His was a matter-of-fact statement, but suggesting curiosity. Later, I found myself contemplating his response. Actually, I was awestruck. Imagine, I thought, a diagnosis of cancer causing nothing more than an intense interest, not even a suggestion of fear.
At first, I convinced myself he was using the power of positive thinking, that sometimes annoying life philosophy which insists on finding virtue in death, illness and misfortune. Arlo Guthrie once summarized it well, “You can’t have a light without a dark to stick it in.” Funny guy. His was just an improved version of the questionable childhood wisdom of how we would never appreciate the good were it not for the bad.

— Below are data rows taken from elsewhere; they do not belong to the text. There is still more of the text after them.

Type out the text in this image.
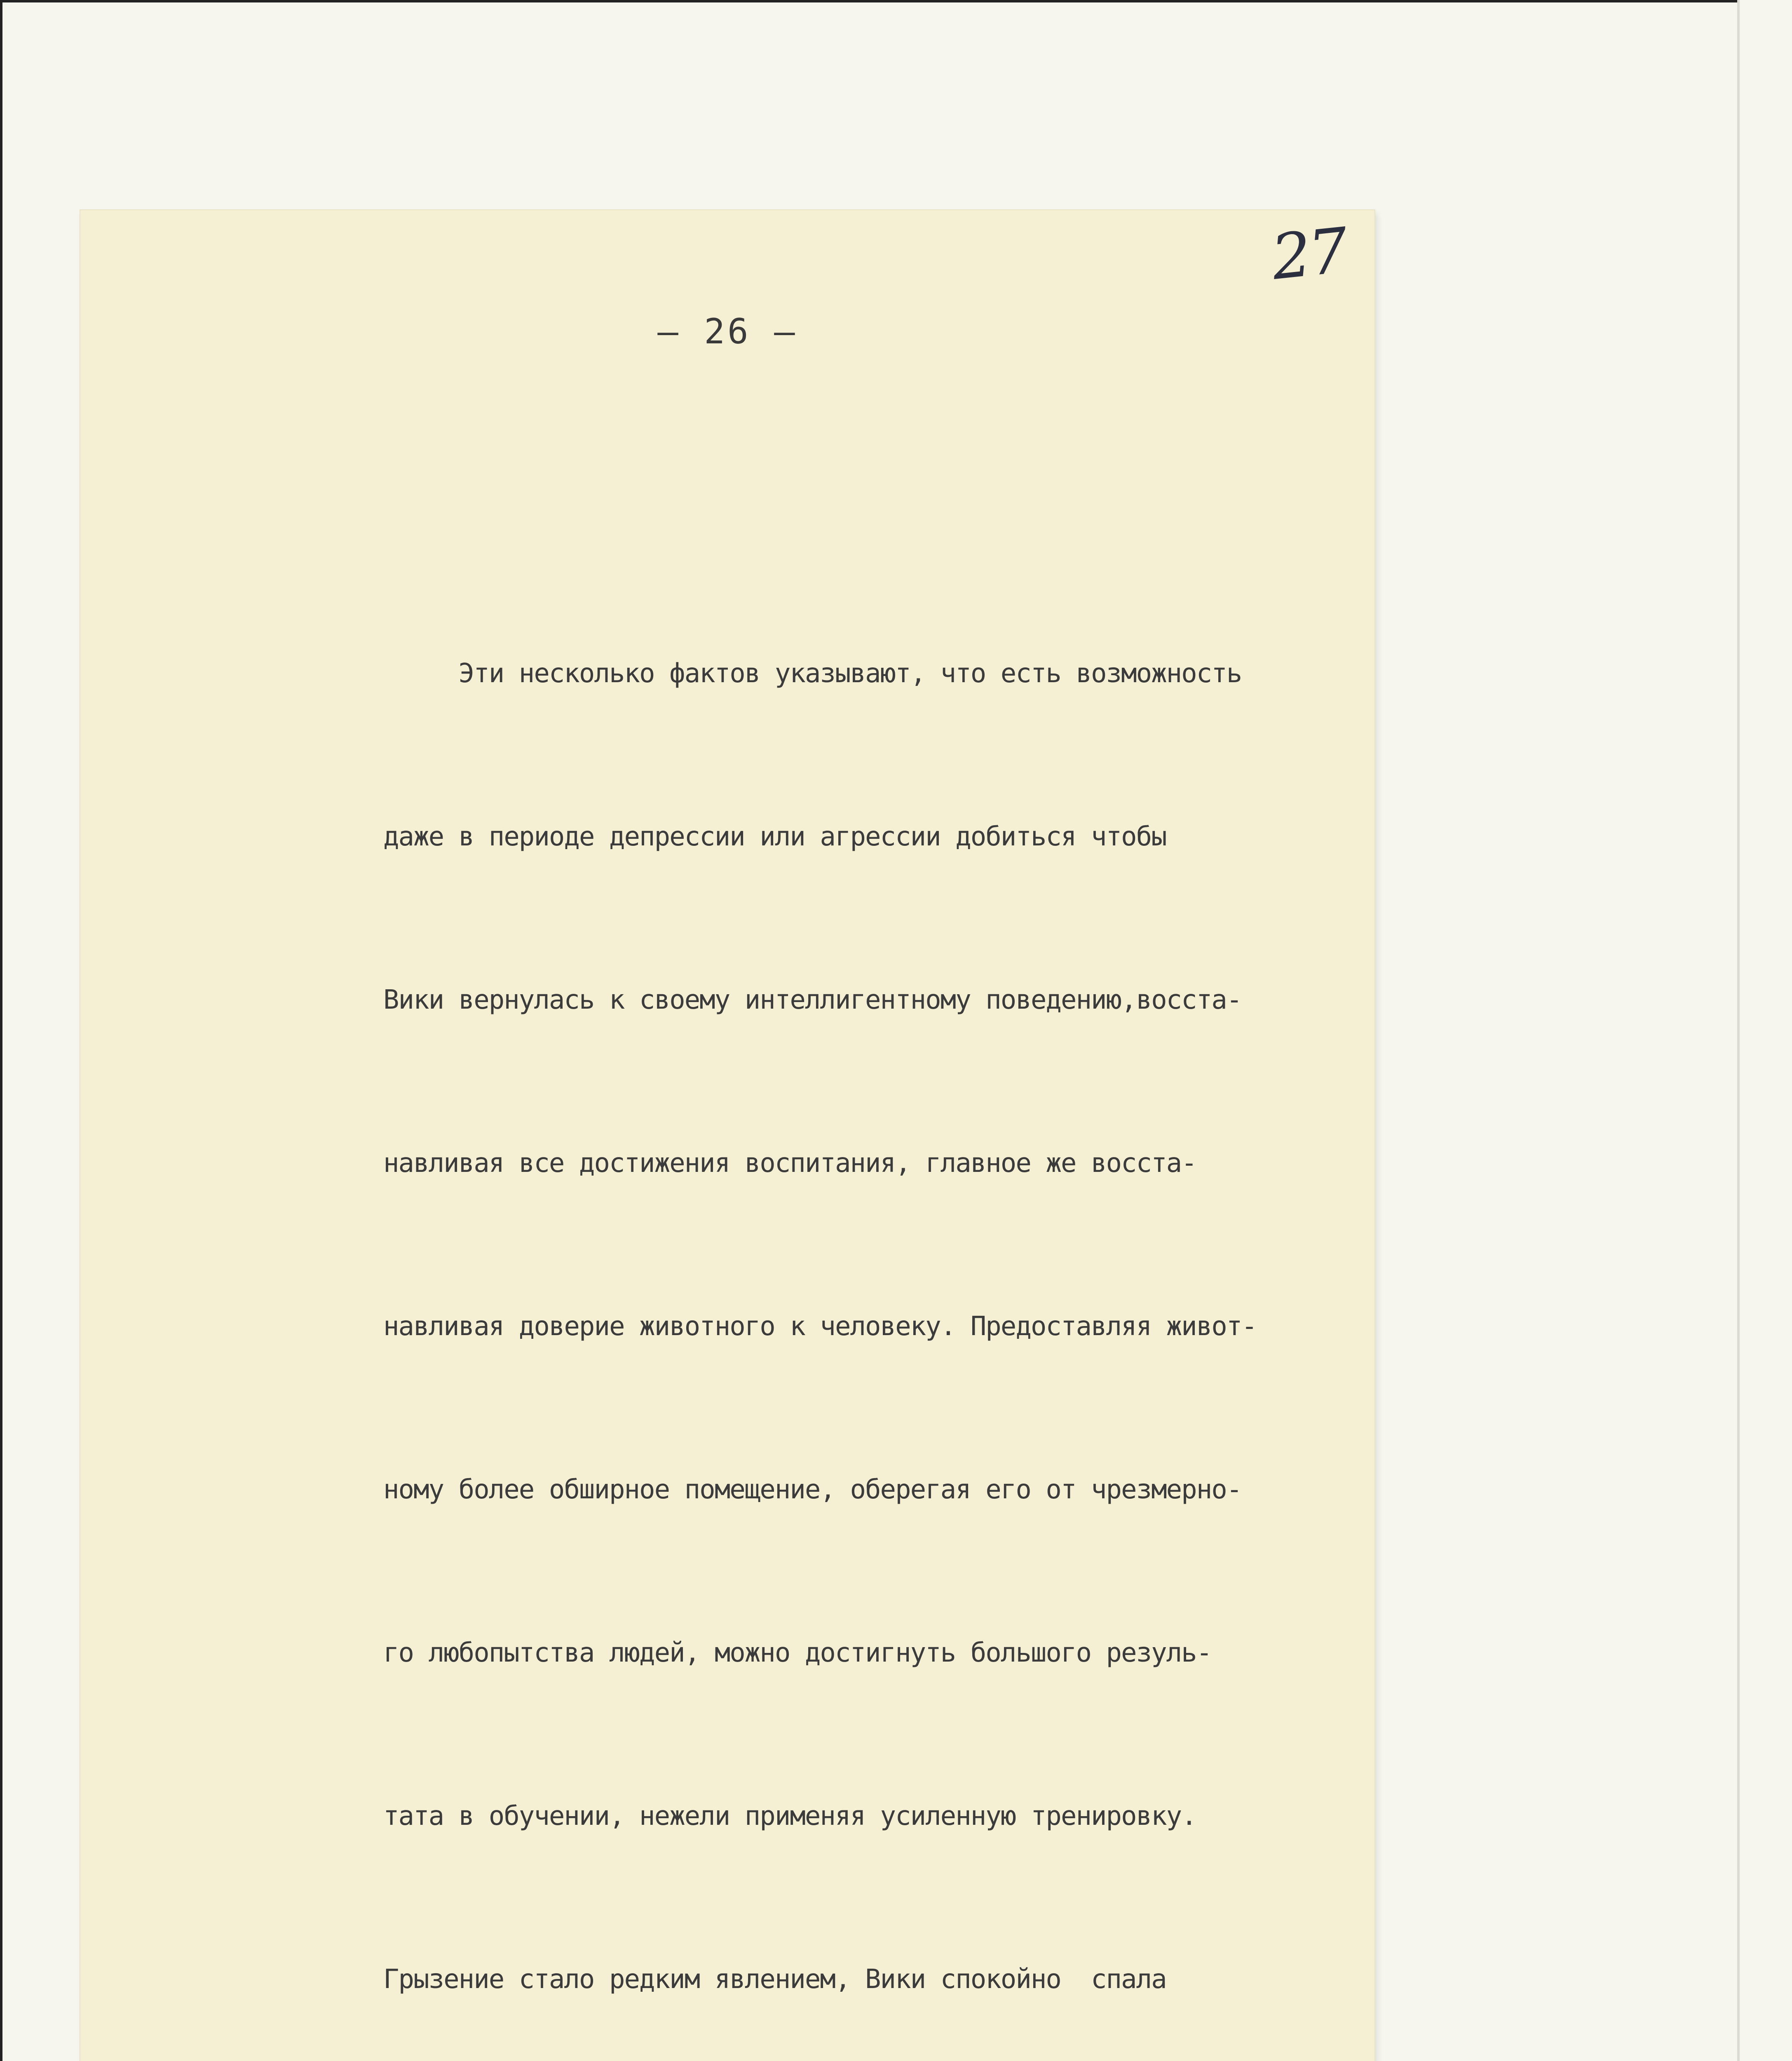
27
– 26 –

Эти несколько фактов указывают, что есть возможность

даже в периоде депрессии или агрессии добиться чтобы

Вики вернулась к своему интеллигентному поведению,восста-

навливая все достижения воспитания, главное же восста-

навливая доверие животного к человеку. Предоставляя живот-

ному более обширное помещение, оберегая его от чрезмерно-

го любопытства людей, можно достигнуть большого резуль-

тата в обучении, нежели применяя усиленную тренировку.

Грызение стало редким явлением, Вики спокойно  спала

As Sam and I spoke over ensuing weeks, I observed he was not practicing positive thinking. There was something authentic about his openness to his illness. I began to see that Sam actually embraced this apparently awful diagnosis. Moreover, he was genuinely grateful, trusting the current of life and the cancer as a part of life.
I contrasted that with the resistance of my own life. I was suddenly weary of my burdens as well as envious of Sam’s grace. I made a vow that someday I would come to embrace whatever may come to me, not to become an optimist, rather to engage the events of my life with relish and pleasure.
I know you wonder if something miraculous occurred. Not to me, but Sam’s cancer diagnosis turned out to be false. Those extensive tests were wrong, or perhaps something extraordinary did occur. Regardless, it was a gift.
In the years since, much of the rigidity and fear which formerly bound me has diminished or vanished under Sam’s patient guidance. It seems I have not been quite the same since that inspired moment when I decided to begin embracing life. Sam’s experience and actions taught me, though words seem woefully inadequate to express what I have learned.
Often, I find myself experiencing a deep and abiding sense of gratitude. “In everything give thanks,” said the biblical prophet. Strangely, that notion is no longer far fetched. Even in the midst of discomfort, fear or pain, I do not resist as much as once I did. I feel comforted quite often. I am not always happy, but I have never been so contented.
I remember the tingle which ran up my spine in 1977 when I first saw the movie “Star Wars.” Do you remember Obi Wan Kenobi’s words to Luke Skywalker, just before he attacked and destroyed the Death Star? “Luke! Trust the force!” Perhaps we never learn to completely trust, to freely abandon ourselves into the torrent of life. Nevertheless, we can cease battling. We can welcome it all as a gift.
With a full and grateful heart for all things, our experience of even the greatest challenges is utterly transformed. With practice we can come to see we still live in an age of miracles, where there is nothing which cannot be made right.